The repetitive TMS protocols of continuous theta burst stimulation (cTBS) and intermittent
theta burst stimulation (iTBS) have further been shown to modulate intracortical inhibition:
cTBS decreases it, while iTBS increases it. Here, the investigators will systematically test
whether increased intracortical inhibition in M1 predicts RL capacity (Aim 1) and whether
modulating inhibition in M1 can alter RL capacity in PWCA (Aim 2). 12 PWCA from a
degenerative condition will complete 4 experimental sessions over a 6-month period. In
session 1, TMS will be used to assess baseline recruitment curves for corticomotor
excitability and short-interval intracortical inhibition, and the cortical silent period.
PWCA will then complete a standardized clinical rating of their ataxia severity and an
established behavioral task that requires learning a reaching skill using the RL paradigm. In
sessions 2-4, PWCA will complete 3 additional sessions of the RL task. In each session, PWCA
will receive cTBS, iTBS, or sham stimulation to modulate intracortical inhibition in M1 prior
to performing the RL task. For Aim 1, the investigators will use multi-level regression to
quantify relationships between TMS measures of M1 state and the magnitude and speed of
learning in the RL task.
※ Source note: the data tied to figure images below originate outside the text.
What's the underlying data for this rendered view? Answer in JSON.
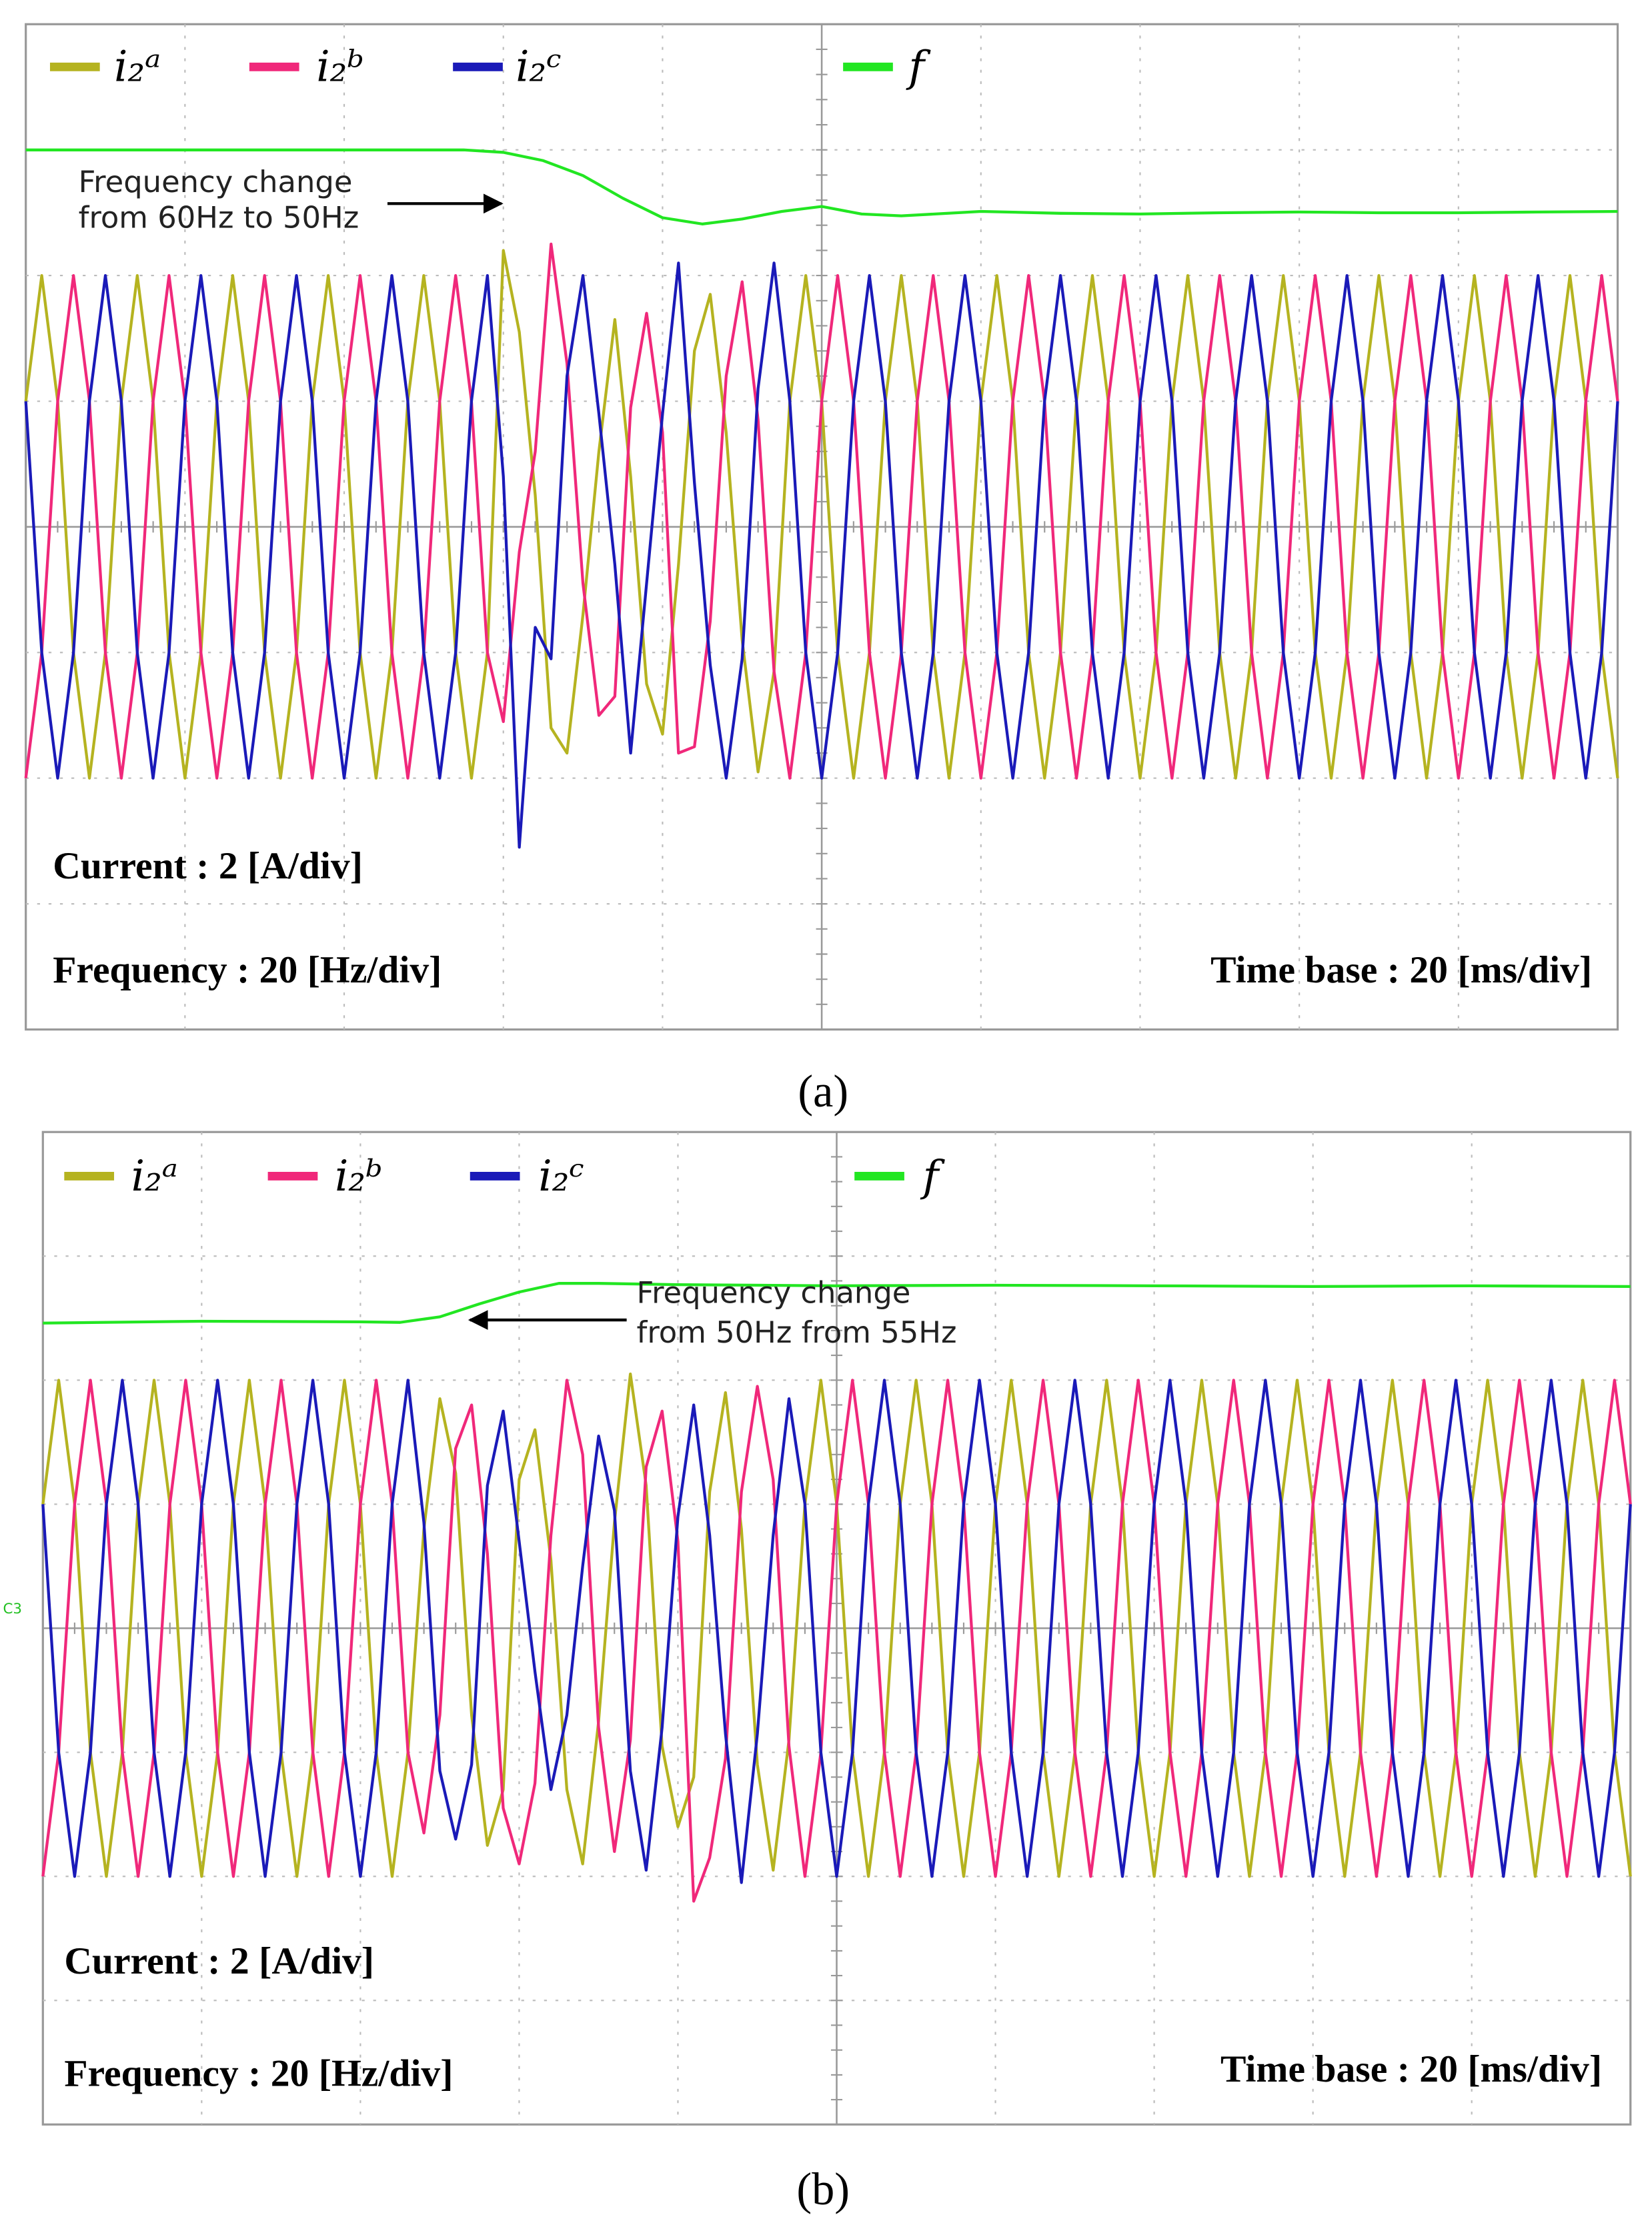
{
  "chart_data": [
    {
      "type": "line",
      "label": "(a)",
      "x": [
        0,
        2,
        4,
        6,
        8,
        10,
        12,
        14,
        16,
        18,
        20,
        22,
        24,
        26,
        28,
        30,
        32,
        34,
        36,
        38,
        40,
        42,
        44,
        46,
        48,
        50,
        52,
        54,
        56,
        58,
        60,
        62,
        64,
        66,
        68,
        70,
        72,
        74,
        76,
        78,
        80,
        82,
        84,
        86,
        88,
        90,
        92,
        94,
        96,
        98,
        100,
        102,
        104,
        106,
        108,
        110,
        112,
        114,
        116,
        118,
        120,
        122,
        124,
        126,
        128,
        130,
        132,
        134,
        136,
        138,
        140,
        142,
        144,
        146,
        148,
        150,
        152,
        154,
        156,
        158,
        160,
        162,
        164,
        166,
        168,
        170,
        172,
        174,
        176,
        178,
        180,
        182,
        184,
        186,
        188,
        190,
        192,
        194,
        196,
        198,
        200
      ],
      "xlim": [
        0,
        200
      ],
      "ylim": [
        -8,
        8
      ],
      "y2lim": [
        -80,
        80
      ],
      "series": [
        {
          "name": "i₂ᵃ",
          "color": "#b5b320",
          "values": [
            2,
            4,
            2,
            -2,
            -4,
            -2,
            2,
            4,
            2,
            -2,
            -4,
            -2,
            2,
            4,
            2,
            -2,
            -4,
            -2,
            2,
            4,
            2,
            -2,
            -4,
            -2,
            2,
            4,
            2,
            -2,
            -4,
            -2,
            4.4,
            3.1,
            0.5,
            -3.2,
            -3.6,
            -1.4,
            1.2,
            3.3,
            0.8,
            -2.5,
            -3.3,
            -0.6,
            2.8,
            3.7,
            1.5,
            -1.8,
            -3.9,
            -2.3,
            2,
            4,
            2,
            -2,
            -4,
            -2,
            2,
            4,
            2,
            -2,
            -4,
            -2,
            2,
            4,
            2,
            -2,
            -4,
            -2,
            2,
            4,
            2,
            -2,
            -4,
            -2,
            2,
            4,
            2,
            -2,
            -4,
            -2,
            2,
            4,
            2,
            -2,
            -4,
            -2,
            2,
            4,
            2,
            -2,
            -4,
            -2,
            2,
            4,
            2,
            -2,
            -4,
            -2,
            2,
            4,
            2,
            -2,
            -4
          ]
        },
        {
          "name": "i₂ᵇ",
          "color": "#f0287a",
          "values": [
            -4,
            -2,
            2,
            4,
            2,
            -2,
            -4,
            -2,
            2,
            4,
            2,
            -2,
            -4,
            -2,
            2,
            4,
            2,
            -2,
            -4,
            -2,
            2,
            4,
            2,
            -2,
            -4,
            -2,
            2,
            4,
            2,
            -2,
            -3.1,
            -0.4,
            1.2,
            4.5,
            2.6,
            -0.9,
            -3.0,
            -2.7,
            1.9,
            3.4,
            1.5,
            -3.6,
            -3.5,
            -1.5,
            2.4,
            3.9,
            1.7,
            -2.3,
            -4,
            -2,
            2,
            4,
            2,
            -2,
            -4,
            -2,
            2,
            4,
            2,
            -2,
            -4,
            -2,
            2,
            4,
            2,
            -2,
            -4,
            -2,
            2,
            4,
            2,
            -2,
            -4,
            -2,
            2,
            4,
            2,
            -2,
            -4,
            -2,
            2,
            4,
            2,
            -2,
            -4,
            -2,
            2,
            4,
            2,
            -2,
            -4,
            -2,
            2,
            4,
            2,
            -2,
            -4,
            -2,
            2,
            4,
            2
          ]
        },
        {
          "name": "i₂ᶜ",
          "color": "#1a1ab8",
          "values": [
            2,
            -2,
            -4,
            -2,
            2,
            4,
            2,
            -2,
            -4,
            -2,
            2,
            4,
            2,
            -2,
            -4,
            -2,
            2,
            4,
            2,
            -2,
            -4,
            -2,
            2,
            4,
            2,
            -2,
            -4,
            -2,
            2,
            4,
            0.8,
            -5.1,
            -1.6,
            -2.1,
            2.4,
            4.0,
            1.8,
            -0.6,
            -3.6,
            -0.9,
            1.8,
            4.2,
            0.7,
            -2.2,
            -4.0,
            -2.1,
            2.2,
            4.2,
            2,
            -2,
            -4,
            -2,
            2,
            4,
            2,
            -2,
            -4,
            -2,
            2,
            4,
            2,
            -2,
            -4,
            -2,
            2,
            4,
            2,
            -2,
            -4,
            -2,
            2,
            4,
            2,
            -2,
            -4,
            -2,
            2,
            4,
            2,
            -2,
            -4,
            -2,
            2,
            4,
            2,
            -2,
            -4,
            -2,
            2,
            4,
            2,
            -2,
            -4,
            -2,
            2,
            4,
            2,
            -2,
            -4,
            -2,
            2
          ]
        },
        {
          "name": "f",
          "color": "#22e622",
          "axis": "y2",
          "x": [
            0,
            30,
            55,
            60,
            65,
            70,
            75,
            80,
            85,
            90,
            95,
            100,
            105,
            110,
            120,
            130,
            140,
            150,
            160,
            170,
            180,
            190,
            200
          ],
          "values": [
            60,
            60,
            60,
            59.6,
            58.3,
            55.9,
            52.3,
            49.2,
            48.2,
            49,
            50.2,
            51,
            49.8,
            49.5,
            50.2,
            49.9,
            49.8,
            50,
            50.1,
            50,
            50,
            50.1,
            50.2
          ]
        }
      ],
      "annotation": [
        "Frequency change",
        "from 60Hz to 50Hz"
      ],
      "notes": [
        "Current : 2 [A/div]",
        "Frequency : 20 [Hz/div]",
        "Time base : 20 [ms/div]"
      ]
    },
    {
      "type": "line",
      "label": "(b)",
      "x": [
        0,
        2,
        4,
        6,
        8,
        10,
        12,
        14,
        16,
        18,
        20,
        22,
        24,
        26,
        28,
        30,
        32,
        34,
        36,
        38,
        40,
        42,
        44,
        46,
        48,
        50,
        52,
        54,
        56,
        58,
        60,
        62,
        64,
        66,
        68,
        70,
        72,
        74,
        76,
        78,
        80,
        82,
        84,
        86,
        88,
        90,
        92,
        94,
        96,
        98,
        100,
        102,
        104,
        106,
        108,
        110,
        112,
        114,
        116,
        118,
        120,
        122,
        124,
        126,
        128,
        130,
        132,
        134,
        136,
        138,
        140,
        142,
        144,
        146,
        148,
        150,
        152,
        154,
        156,
        158,
        160,
        162,
        164,
        166,
        168,
        170,
        172,
        174,
        176,
        178,
        180,
        182,
        184,
        186,
        188,
        190,
        192,
        194,
        196,
        198,
        200
      ],
      "xlim": [
        0,
        200
      ],
      "ylim": [
        -8,
        8
      ],
      "y2lim": [
        -80,
        80
      ],
      "series": [
        {
          "name": "i₂ᵃ",
          "color": "#b5b320",
          "values": [
            2,
            4,
            2,
            -2,
            -4,
            -2,
            2,
            4,
            2,
            -2,
            -4,
            -2,
            2,
            4,
            2,
            -2,
            -4,
            -2,
            2,
            4,
            2,
            -2,
            -4,
            -2,
            1.6,
            3.7,
            2.5,
            -1.4,
            -3.5,
            -2.6,
            2.4,
            3.2,
            1.1,
            -2.6,
            -3.8,
            -1.5,
            1.7,
            4.1,
            2.3,
            -1.9,
            -3.2,
            -2.4,
            2.2,
            3.8,
            1.6,
            -2.2,
            -3.9,
            -1.8,
            2,
            4,
            2,
            -2,
            -4,
            -2,
            2,
            4,
            2,
            -2,
            -4,
            -2,
            2,
            4,
            2,
            -2,
            -4,
            -2,
            2,
            4,
            2,
            -2,
            -4,
            -2,
            2,
            4,
            2,
            -2,
            -4,
            -2,
            2,
            4,
            2,
            -2,
            -4,
            -2,
            2,
            4,
            2,
            -2,
            -4,
            -2,
            2,
            4,
            2,
            -2,
            -4,
            -2,
            2,
            4,
            2,
            -2,
            -4
          ]
        },
        {
          "name": "i₂ᵇ",
          "color": "#f0287a",
          "values": [
            -4,
            -2,
            2,
            4,
            2,
            -2,
            -4,
            -2,
            2,
            4,
            2,
            -2,
            -4,
            -2,
            2,
            4,
            2,
            -2,
            -4,
            -2,
            2,
            4,
            2,
            -2,
            -3.3,
            -1.4,
            2.9,
            3.6,
            1.2,
            -2.9,
            -3.8,
            -2.5,
            1.5,
            4.0,
            2.8,
            -1.6,
            -3.6,
            -1.8,
            2.6,
            3.5,
            1.4,
            -4.4,
            -3.7,
            -2.1,
            2.2,
            3.9,
            2.4,
            -1.9,
            -4,
            -2,
            2,
            4,
            2,
            -2,
            -4,
            -2,
            2,
            4,
            2,
            -2,
            -4,
            -2,
            2,
            4,
            2,
            -2,
            -4,
            -2,
            2,
            4,
            2,
            -2,
            -4,
            -2,
            2,
            4,
            2,
            -2,
            -4,
            -2,
            2,
            4,
            2,
            -2,
            -4,
            -2,
            2,
            4,
            2,
            -2,
            -4,
            -2,
            2,
            4,
            2,
            -2,
            -4,
            -2,
            2,
            4,
            2
          ]
        },
        {
          "name": "i₂ᶜ",
          "color": "#1a1ab8",
          "values": [
            2,
            -2,
            -4,
            -2,
            2,
            4,
            2,
            -2,
            -4,
            -2,
            2,
            4,
            2,
            -2,
            -4,
            -2,
            2,
            4,
            2,
            -2,
            -4,
            -2,
            2,
            4,
            1.7,
            -2.3,
            -3.4,
            -2.2,
            2.3,
            3.5,
            1.4,
            -0.7,
            -2.6,
            -1.4,
            1.0,
            3.1,
            1.9,
            -2.3,
            -3.9,
            -1.6,
            1.8,
            3.6,
            1.5,
            -1.7,
            -4.1,
            -1.7,
            1.5,
            3.7,
            2,
            -2,
            -4,
            -2,
            2,
            4,
            2,
            -2,
            -4,
            -2,
            2,
            4,
            2,
            -2,
            -4,
            -2,
            2,
            4,
            2,
            -2,
            -4,
            -2,
            2,
            4,
            2,
            -2,
            -4,
            -2,
            2,
            4,
            2,
            -2,
            -4,
            -2,
            2,
            4,
            2,
            -2,
            -4,
            -2,
            2,
            4,
            2,
            -2,
            -4,
            -2,
            2,
            4,
            2,
            -2,
            -4,
            -2,
            2
          ]
        },
        {
          "name": "f",
          "color": "#22e622",
          "axis": "y2",
          "x": [
            0,
            20,
            40,
            45,
            50,
            55,
            60,
            65,
            70,
            80,
            100,
            120,
            140,
            160,
            180,
            200
          ],
          "values": [
            49.2,
            49.5,
            49.4,
            49.3,
            50.2,
            52.3,
            54.2,
            55.6,
            55.6,
            55.4,
            55.2,
            55.3,
            55.2,
            55.1,
            55.2,
            55.1
          ]
        }
      ],
      "annotation": [
        "Frequency change",
        "from 50Hz from 55Hz"
      ],
      "marker_label": "C3",
      "notes": [
        "Current : 2 [A/div]",
        "Frequency : 20 [Hz/div]",
        "Time base : 20 [ms/div]"
      ]
    }
  ]
}
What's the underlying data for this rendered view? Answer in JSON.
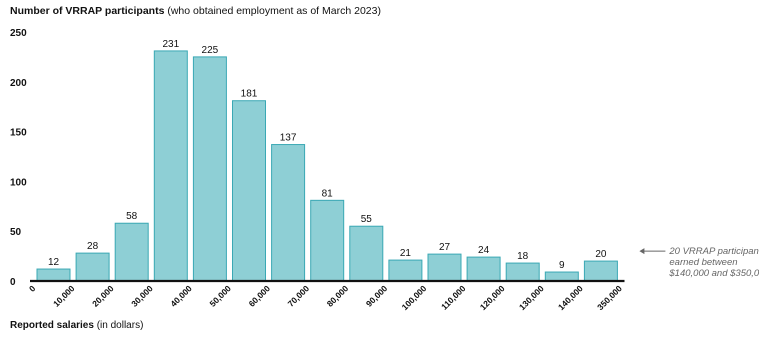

For Aim 2, the investigators will use multi-level modeling to
quantify differences in the magnitude and speed of learning across stimulation conditions.
The investigators hypothesize that increased baseline inhibition in M1 will show a positive
association with a lower magnitude and speed of learning in the RL task (Aim 1), and cTBS
will improve the magnitude of learning, the speed of learning, or both, in the RL task
relative to iTBS or sham stimulation (Aim 2).